Daily Newsletter

08 December 2023

Daily Newsletter

08 December 2023

DS Smith’s profit for first half of FY23/24 declines to $256m

The company also saw a decrease in its revenue, which it attributed to lower selling prices across the group.

Soumya Sharma December 08 2023

DS Smith has reported a profit of £204m ($256m) for the first half (H1) of financial year 2023/2024 (FY23/FY24) down by 12% from £232m in H1 FY22/23.

For the six months ending 31 October 2023, basic and diluted earnings per share (EPS) from continuing and discontinued operations declined to 14.8p.

In H1 FY22/23, basic and diluted EPS from continuing and discontinued operations stood at 16.9p and 16.8p, respectively.

Revenue for the latest reported period stood at £3.51bn, a decrease of 18% on a reported and constant currency basis from £4.29bn in H1 FY22/23.

This decline in revenue, according to Smith, was mainly due to a 4.7% decrease in box volumes compared to last year and lower selling prices across the group.

Profit before income tax was down by 15% on a reported and constant currency basis to £268m from £315m in the previous year’s H1.

Operating profit for H1 FY23/24 totalled £314m, down by 10% on a reported and constant currency basis from £349m in FY22/23.

Smith’s adjusted operating profit (or operating profit before amortisation, acquisitions and divestments) in H1 FY23/24 declined by 13% on a reported basis and 12% on a constant currency basis to £365m from £418m in H1 last year.

In the current year’s H1 period, the company’s net debt/earnings before interest, taxes, depreciation, and amortisation (EBITDA) ratio was 1.7 times, which the company said is within its medium-term target of at/below 2.0 times.

Smith CEO Miles Roberts said: “I am pleased with the performance for the first half of the year.
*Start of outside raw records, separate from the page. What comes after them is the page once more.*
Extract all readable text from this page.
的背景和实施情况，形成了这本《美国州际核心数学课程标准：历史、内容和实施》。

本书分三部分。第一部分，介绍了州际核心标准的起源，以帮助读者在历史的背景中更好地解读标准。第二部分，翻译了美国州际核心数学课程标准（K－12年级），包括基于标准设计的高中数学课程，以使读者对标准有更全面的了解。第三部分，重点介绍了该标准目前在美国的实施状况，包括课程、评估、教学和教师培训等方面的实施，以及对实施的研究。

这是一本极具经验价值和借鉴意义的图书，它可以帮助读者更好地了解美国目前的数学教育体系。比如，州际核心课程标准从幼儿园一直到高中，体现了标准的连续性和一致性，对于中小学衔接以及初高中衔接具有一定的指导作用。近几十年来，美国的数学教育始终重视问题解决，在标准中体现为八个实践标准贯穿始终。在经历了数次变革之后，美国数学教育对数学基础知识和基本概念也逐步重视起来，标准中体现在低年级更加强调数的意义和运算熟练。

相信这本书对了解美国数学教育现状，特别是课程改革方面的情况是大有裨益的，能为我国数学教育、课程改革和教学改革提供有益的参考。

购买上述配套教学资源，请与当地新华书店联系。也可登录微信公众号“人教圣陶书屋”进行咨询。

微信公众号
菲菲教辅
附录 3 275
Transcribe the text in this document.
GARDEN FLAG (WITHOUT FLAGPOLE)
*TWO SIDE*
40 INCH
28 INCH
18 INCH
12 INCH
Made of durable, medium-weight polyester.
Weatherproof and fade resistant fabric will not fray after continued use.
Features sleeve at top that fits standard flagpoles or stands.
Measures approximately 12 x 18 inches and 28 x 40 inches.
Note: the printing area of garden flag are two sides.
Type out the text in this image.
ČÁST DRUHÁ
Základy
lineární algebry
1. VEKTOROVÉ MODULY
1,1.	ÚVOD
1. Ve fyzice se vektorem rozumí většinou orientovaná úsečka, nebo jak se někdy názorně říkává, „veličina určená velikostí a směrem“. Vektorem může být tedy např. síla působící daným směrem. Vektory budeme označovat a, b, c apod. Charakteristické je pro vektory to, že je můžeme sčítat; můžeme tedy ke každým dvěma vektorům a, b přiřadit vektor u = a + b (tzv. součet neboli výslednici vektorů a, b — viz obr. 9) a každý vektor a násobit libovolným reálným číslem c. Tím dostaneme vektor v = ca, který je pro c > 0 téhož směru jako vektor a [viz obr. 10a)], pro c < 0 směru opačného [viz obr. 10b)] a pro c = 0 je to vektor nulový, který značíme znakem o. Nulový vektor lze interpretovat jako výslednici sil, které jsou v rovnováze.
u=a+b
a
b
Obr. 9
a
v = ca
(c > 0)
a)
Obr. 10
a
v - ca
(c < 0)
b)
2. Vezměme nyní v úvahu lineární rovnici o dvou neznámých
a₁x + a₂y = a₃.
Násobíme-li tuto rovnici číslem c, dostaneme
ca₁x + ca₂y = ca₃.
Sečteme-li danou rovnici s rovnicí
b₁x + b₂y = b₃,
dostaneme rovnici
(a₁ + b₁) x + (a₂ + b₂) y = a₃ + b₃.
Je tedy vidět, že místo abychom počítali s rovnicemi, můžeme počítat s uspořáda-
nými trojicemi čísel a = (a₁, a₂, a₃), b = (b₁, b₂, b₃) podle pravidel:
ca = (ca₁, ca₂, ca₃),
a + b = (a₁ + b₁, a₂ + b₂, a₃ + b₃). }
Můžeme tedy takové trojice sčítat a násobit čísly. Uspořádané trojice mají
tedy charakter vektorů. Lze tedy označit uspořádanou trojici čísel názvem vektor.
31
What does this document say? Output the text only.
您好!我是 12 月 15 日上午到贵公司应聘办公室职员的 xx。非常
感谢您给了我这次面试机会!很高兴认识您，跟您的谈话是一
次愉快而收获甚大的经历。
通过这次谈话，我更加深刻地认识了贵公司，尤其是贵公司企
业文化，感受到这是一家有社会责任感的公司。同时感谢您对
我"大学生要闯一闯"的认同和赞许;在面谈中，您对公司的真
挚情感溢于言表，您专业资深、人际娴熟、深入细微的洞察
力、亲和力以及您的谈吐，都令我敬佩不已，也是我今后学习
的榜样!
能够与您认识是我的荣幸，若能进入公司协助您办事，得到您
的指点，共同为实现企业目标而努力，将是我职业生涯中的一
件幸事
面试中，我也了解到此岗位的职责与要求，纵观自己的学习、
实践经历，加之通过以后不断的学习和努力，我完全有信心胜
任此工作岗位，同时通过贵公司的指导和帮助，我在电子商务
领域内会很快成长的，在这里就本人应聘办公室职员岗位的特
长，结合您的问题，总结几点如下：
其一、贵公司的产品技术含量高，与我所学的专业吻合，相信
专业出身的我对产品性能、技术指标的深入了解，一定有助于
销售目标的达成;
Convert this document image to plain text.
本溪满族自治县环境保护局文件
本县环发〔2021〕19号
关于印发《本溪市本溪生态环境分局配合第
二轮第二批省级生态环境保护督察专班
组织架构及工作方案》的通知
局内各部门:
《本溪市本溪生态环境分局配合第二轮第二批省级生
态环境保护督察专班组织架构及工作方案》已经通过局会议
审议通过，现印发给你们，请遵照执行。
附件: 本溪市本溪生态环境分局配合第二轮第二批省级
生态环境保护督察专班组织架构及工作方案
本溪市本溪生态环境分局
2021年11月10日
Our focus on value-added packaging solutions to predominantly FMCG [fast-moving consumer goods] customers, together with the benefit from our self-help productivity initiatives and flexible supply chain has driven a robust profit performance.

“Our Q2 [second-quarter] volume performance was improved versus Q1 and we expect this trend to continue with H2 volumes stronger than H1, sequentially and on a like-for-like basis, as we continue to win market share.

“While we anticipate markets to remain challenging, we remain focused on our customers and our costs and expect to deliver full-year results in line with management expectations.”